While most architects would settle for designing a house to take advantage of bodies of water in the nearby landscape, Wallflower Architecture + Design would make no such sacrifice. The Water-Cooled House in Singapore makes use of water features incorporated right into the home.
The house sits among a plush and verdant wooded area, lending the site a tropical atmosphere. The architects opted for an unconventional method of naturally insulating and cooling the home: in-house ponds.
The entryway, which is vast and filled with natural light, also contains a vertical, circular void that connects the foyer with the pavilion located atop the house.

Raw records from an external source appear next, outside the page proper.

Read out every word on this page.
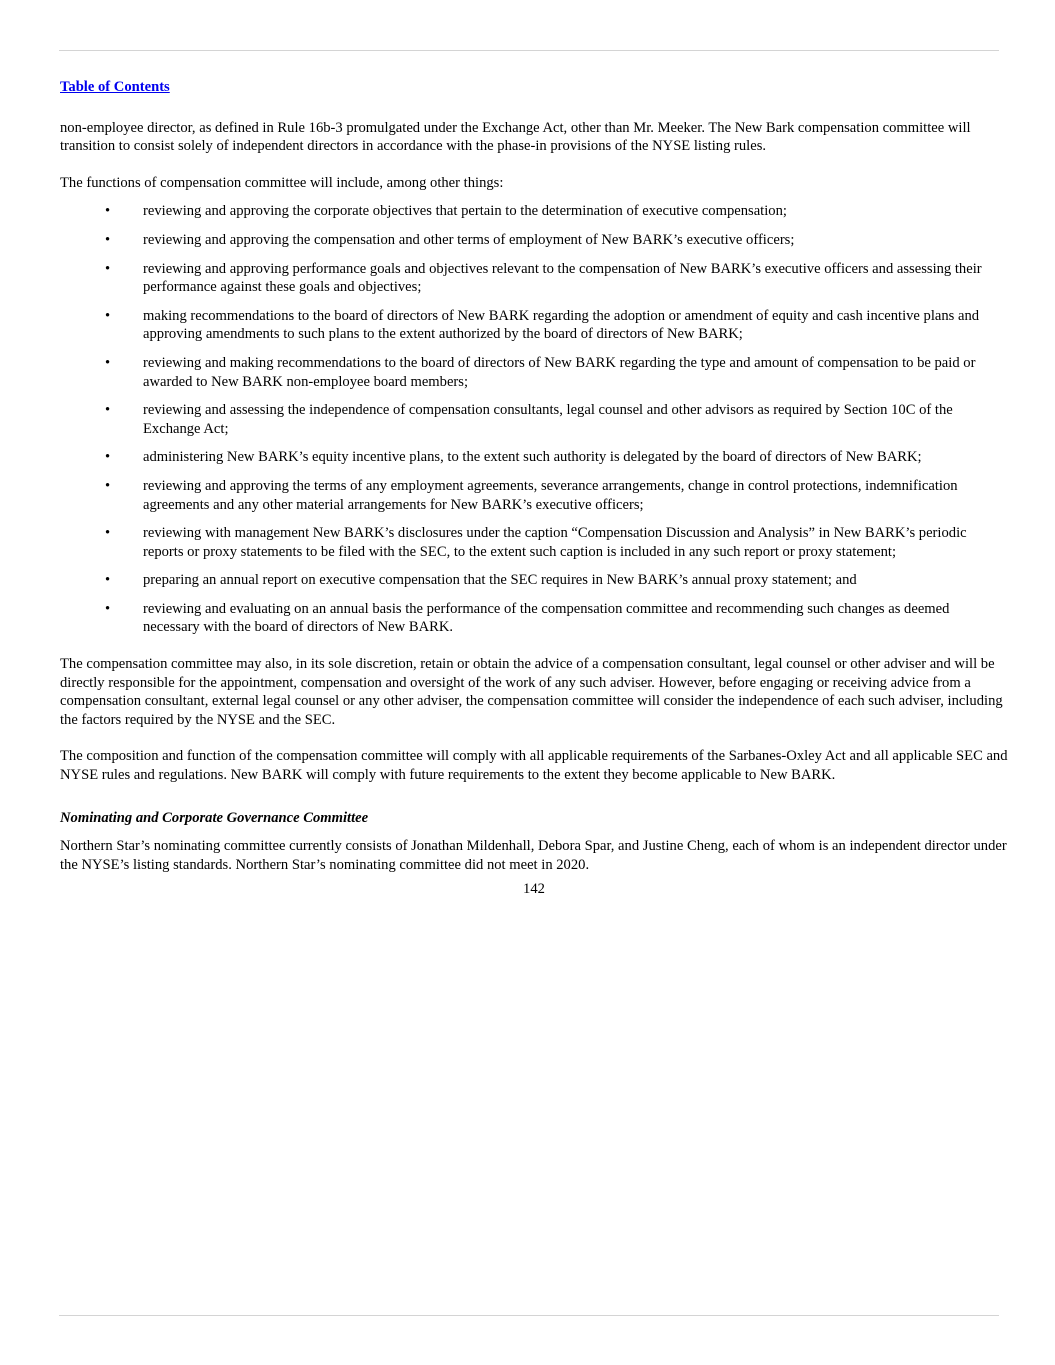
Table of Contents

non-employee director, as defined in Rule 16b-3 promulgated under the Exchange Act, other than Mr. Meeker. The New Bark compensation committee will transition to consist solely of independent directors in accordance with the phase-in provisions of the NYSE listing rules.

The functions of compensation committee will include, among other things:

• reviewing and approving the corporate objectives that pertain to the determination of executive compensation;
• reviewing and approving the compensation and other terms of employment of New BARK’s executive officers;
• reviewing and approving performance goals and objectives relevant to the compensation of New BARK’s executive officers and assessing their performance against these goals and objectives;
• making recommendations to the board of directors of New BARK regarding the adoption or amendment of equity and cash incentive plans and approving amendments to such plans to the extent authorized by the board of directors of New BARK;
• reviewing and making recommendations to the board of directors of New BARK regarding the type and amount of compensation to be paid or awarded to New BARK non-employee board members;
• reviewing and assessing the independence of compensation consultants, legal counsel and other advisors as required by Section 10C of the Exchange Act;
• administering New BARK’s equity incentive plans, to the extent such authority is delegated by the board of directors of New BARK;
• reviewing and approving the terms of any employment agreements, severance arrangements, change in control protections, indemnification agreements and any other material arrangements for New BARK’s executive officers;
• reviewing with management New BARK’s disclosures under the caption “Compensation Discussion and Analysis” in New BARK’s periodic reports or proxy statements to be filed with the SEC, to the extent such caption is included in any such report or proxy statement;
• preparing an annual report on executive compensation that the SEC requires in New BARK’s annual proxy statement; and
• reviewing and evaluating on an annual basis the performance of the compensation committee and recommending such changes as deemed necessary with the board of directors of New BARK.

The compensation committee may also, in its sole discretion, retain or obtain the advice of a compensation consultant, legal counsel or other adviser and will be directly responsible for the appointment, compensation and oversight of the work of any such adviser. However, before engaging or receiving advice from a compensation consultant, external legal counsel or any other adviser, the compensation committee will consider the independence of each such adviser, including the factors required by the NYSE and the SEC.

The composition and function of the compensation committee will comply with all applicable requirements of the Sarbanes-Oxley Act and all applicable SEC and NYSE rules and regulations. New BARK will comply with future requirements to the extent they become applicable to New BARK.

Nominating and Corporate Governance Committee

Northern Star’s nominating committee currently consists of Jonathan Mildenhall, Debora Spar, and Justine Cheng, each of whom is an independent director under the NYSE’s listing standards. Northern Star’s nominating committee did not meet in 2020.

142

The pavilion is rich with deep wooden panels overhead and large glass expanses enclosing it. This is the ultimate in relaxation. You’d be sitting among the treetops with splendid views all around and the sight and sound of water to lull you into a state of euphoria.
Not many third-story sites can boast immediate access to water, but at The Water-Cooled House, such a thing is possible. Wallflower designed a rooftop pond that surrounds the pavilion. Not only does this feature add grace and splendor to the home, but it helps to insulate and cool the interior living spaces below.
In much the same effort, a koi pond lines the interior hallway, giving residents a peaceful and unique feature to observe while heading off to one of the bedrooms.
The water, while being a superb insulator, also acts as a thermal barrier, keeping the interior rooms from being overheated by solar gains. Additionally, the interior pond can capture and carry cool breezes that enter the home, cool the living spaces through evaporative cooling and multiply the natural light by reflecting the sunlight that enters the home through its glassy expanses.